Starter Persebaya lawan Badak Lampung. Foto: Joko Kristiono/EJ

Apa yang kalian ingat ketika kita berbicara mengenai Surabaya? Kota pahlawan, Wali Kotanya galak tapi penuh prestasi, Dolly, kota seribu Taman, Bung Tomo. Apakah kalian juga berpikir tentang Persebaya dan Bonek ketika kalian mendengar kata Surabaya? Tidak sedikit pula ketika ada reality show di media televisi yang bertemakan Surabaya, kita melihat ada Bonek yang dijadikan obyek pendukung sebagai bahan untuk menarik perhatian pemirsa televisi agar rating acaranya naik.

BACA:  Mengulas Kemungkinan Andik Vermansah, Evan Dimas, dan Hansamu Yama Membela Persebaya

Tak jarang pula kita menemui hal itu di dalam YouTube. Para konten kreator di platform YouTube berbondong-bondong membuat konten yang bertemakan Persebaya ataupun Bonek. Menurut saya pribadi, nama Bonek dan Persebaya sangat menjual sehingga banyak sekali dibuat sebagai bahan mencari nafkah. Hal ini tentunya sudah banyak dirasakan oleh konten kreator YouTube atapun media Televisi. Entah disadari ataupun tidak oleh masyarakat.

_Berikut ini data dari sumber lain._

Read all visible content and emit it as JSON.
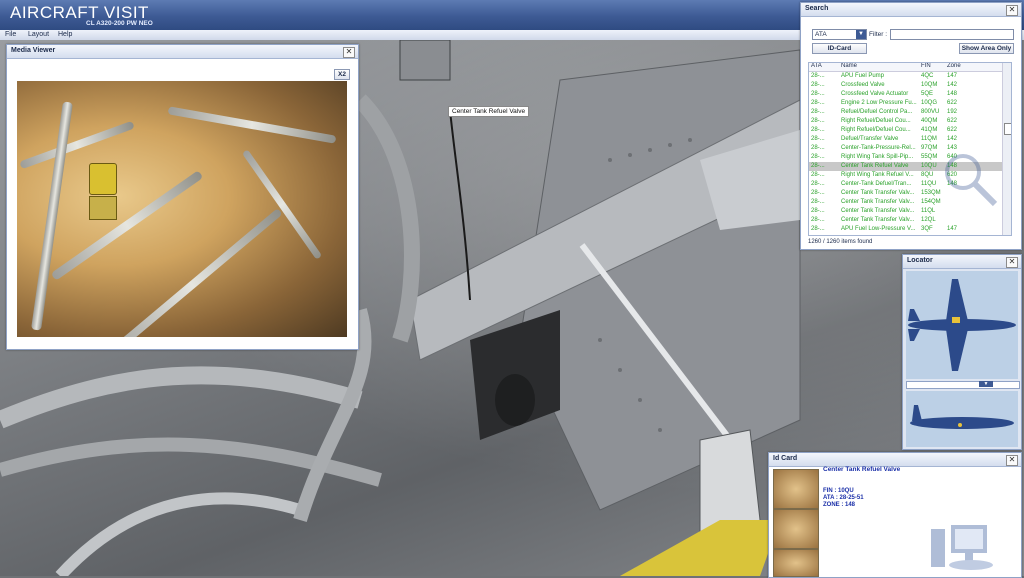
{
  "app": {
    "title": "AIRCRAFT VISIT",
    "subtitle": "CL A320-200 PW NEO"
  },
  "menu": [
    "File",
    "Layout",
    "Help"
  ],
  "scene": {
    "tooltip": "Center Tank Refuel Valve"
  },
  "media_viewer": {
    "title": "Media Viewer",
    "close": "✕",
    "zoom_label": "X2"
  },
  "search": {
    "title": "Search",
    "close": "✕",
    "type_value": "ATA",
    "filter_label": "Filter :",
    "filter_value": "",
    "id_card_button": "ID-Card",
    "show_area_button": "Show Area Only",
    "columns": [
      "ATA",
      "Name",
      "FIN",
      "Zone"
    ],
    "rows": [
      {
        "ata": "28-...",
        "name": "APU Fuel Pump",
        "fin": "4QC",
        "zone": "147"
      },
      {
        "ata": "28-...",
        "name": "Crossfeed Valve",
        "fin": "10QM",
        "zone": "142"
      },
      {
        "ata": "28-...",
        "name": "Crossfeed Valve Actuator",
        "fin": "5QE",
        "zone": "148"
      },
      {
        "ata": "28-...",
        "name": "Engine 2 Low Pressure Fu...",
        "fin": "10QG",
        "zone": "622"
      },
      {
        "ata": "28-...",
        "name": "Refuel/Defuel Control Pa...",
        "fin": "800VU",
        "zone": "192"
      },
      {
        "ata": "28-...",
        "name": "Right Refuel/Defuel Cou...",
        "fin": "40QM",
        "zone": "622"
      },
      {
        "ata": "28-...",
        "name": "Right Refuel/Defuel Cou...",
        "fin": "41QM",
        "zone": "622"
      },
      {
        "ata": "28-...",
        "name": "Defuel/Transfer Valve",
        "fin": "11QM",
        "zone": "142"
      },
      {
        "ata": "28-...",
        "name": "Center-Tank-Pressure-Rel...",
        "fin": "97QM",
        "zone": "143"
      },
      {
        "ata": "28-...",
        "name": "Right Wing Tank Spill-Pip...",
        "fin": "55QM",
        "zone": "640"
      },
      {
        "ata": "28-...",
        "name": "Center Tank Refuel Valve",
        "fin": "10QU",
        "zone": "148"
      },
      {
        "ata": "28-...",
        "name": "Right Wing Tank Refuel V...",
        "fin": "8QU",
        "zone": "620"
      },
      {
        "ata": "28-...",
        "name": "Center-Tank Defuel/Tran...",
        "fin": "11QU",
        "zone": "148"
      },
      {
        "ata": "28-...",
        "name": "Center Tank Transfer Valv...",
        "fin": "153QM",
        "zone": ""
      },
      {
        "ata": "28-...",
        "name": "Center Tank Transfer Valv...",
        "fin": "154QM",
        "zone": ""
      },
      {
        "ata": "28-...",
        "name": "Center Tank Transfer Valv...",
        "fin": "11QL",
        "zone": ""
      },
      {
        "ata": "28-...",
        "name": "Center Tank Transfer Valv...",
        "fin": "12QL",
        "zone": ""
      },
      {
        "ata": "28-...",
        "name": "APU Fuel Low-Pressure V...",
        "fin": "3QF",
        "zone": "147"
      }
    ],
    "selected_index": 10,
    "footer": "1260 / 1260 items found"
  },
  "locator": {
    "title": "Locator",
    "close": "✕"
  },
  "id_card": {
    "title": "Id Card",
    "close": "✕",
    "name": "Center Tank Refuel Valve",
    "fin": "FIN : 10QU",
    "ata": "ATA : 28-25-51",
    "zone": "ZONE : 148"
  },
  "colors": {
    "accent": "#3d5a94",
    "list_text": "#2aa12a",
    "card_text": "#1a2fa8"
  }
}
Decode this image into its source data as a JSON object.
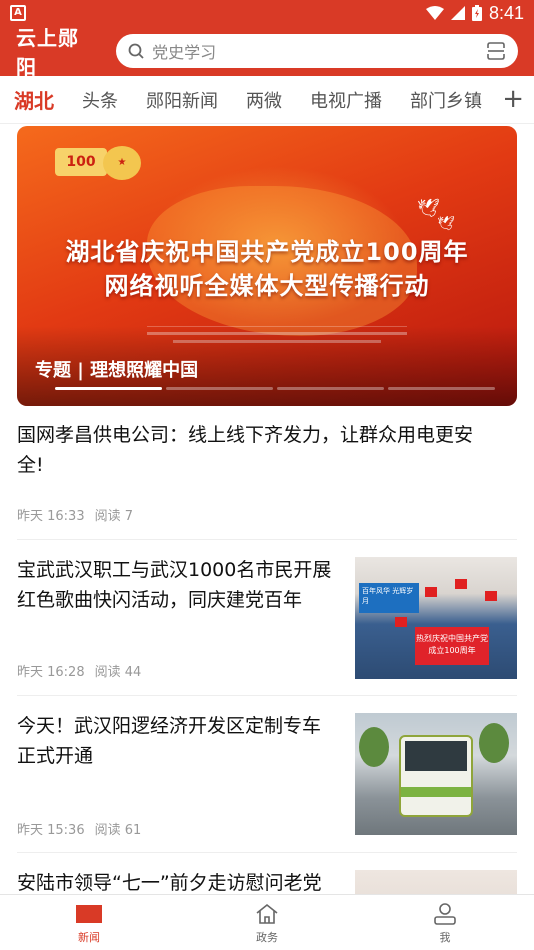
{
  "status_bar": {
    "time": "8:41",
    "left_icon_letter": "A"
  },
  "header": {
    "app_title": "云上郧阳",
    "search_placeholder": "党史学习"
  },
  "tabs": [
    {
      "label": "湖北",
      "active": true
    },
    {
      "label": "头条"
    },
    {
      "label": "郧阳新闻"
    },
    {
      "label": "两微"
    },
    {
      "label": "电视广播"
    },
    {
      "label": "部门乡镇"
    }
  ],
  "banner": {
    "headline_line1": "湖北省庆祝中国共产党成立100周年",
    "headline_line2": "网络视听全媒体大型传播行动",
    "caption": "专题 | 理想照耀中国",
    "logo_text": "100",
    "active_slide": 1,
    "slide_count": 4
  },
  "news": [
    {
      "title": "国网孝昌供电公司：线上线下齐发力，让群众用电更安全!",
      "time": "昨天 16:33",
      "reads": "阅读 7",
      "has_thumb": false
    },
    {
      "title": "宝武武汉职工与武汉1000名市民开展红色歌曲快闪活动，同庆建党百年",
      "time": "昨天 16:28",
      "reads": "阅读 44",
      "has_thumb": true,
      "thumb_texts": {
        "sign": "热烈庆祝中国共产党成立100周年",
        "sign2": "百年风华 光辉岁月"
      }
    },
    {
      "title": "今天！武汉阳逻经济开发区定制专车正式开通",
      "time": "昨天 15:36",
      "reads": "阅读 61",
      "has_thumb": true
    },
    {
      "title": "安陆市领导“七一”前夕走访慰问老党",
      "has_thumb": true
    }
  ],
  "bottom_nav": [
    {
      "label": "新闻",
      "icon": "news-icon",
      "active": true
    },
    {
      "label": "政务",
      "icon": "home-icon"
    },
    {
      "label": "我",
      "icon": "person-icon"
    }
  ],
  "colors": {
    "brand": "#d93a26"
  }
}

Lalu bolehkah saya memasukkan nama Persebaya dan Bonek ketika kalian mendengar kata Surabaya? Menurut saya sih bisa, karena tidak dapat di pungkiri Persebaya dan Bonek adalah bagian dari Kota Surabaya. Jika kita tarik benang merah lebih ke arah politik praktis dalam ajang pemilihan Wali Kota, DPRD, DPR RI, hingga Gubernur. Tidak sulit kita menemui para pelaku politik yang memanfaatkan kebesaran nama Persebaya dan Bonek.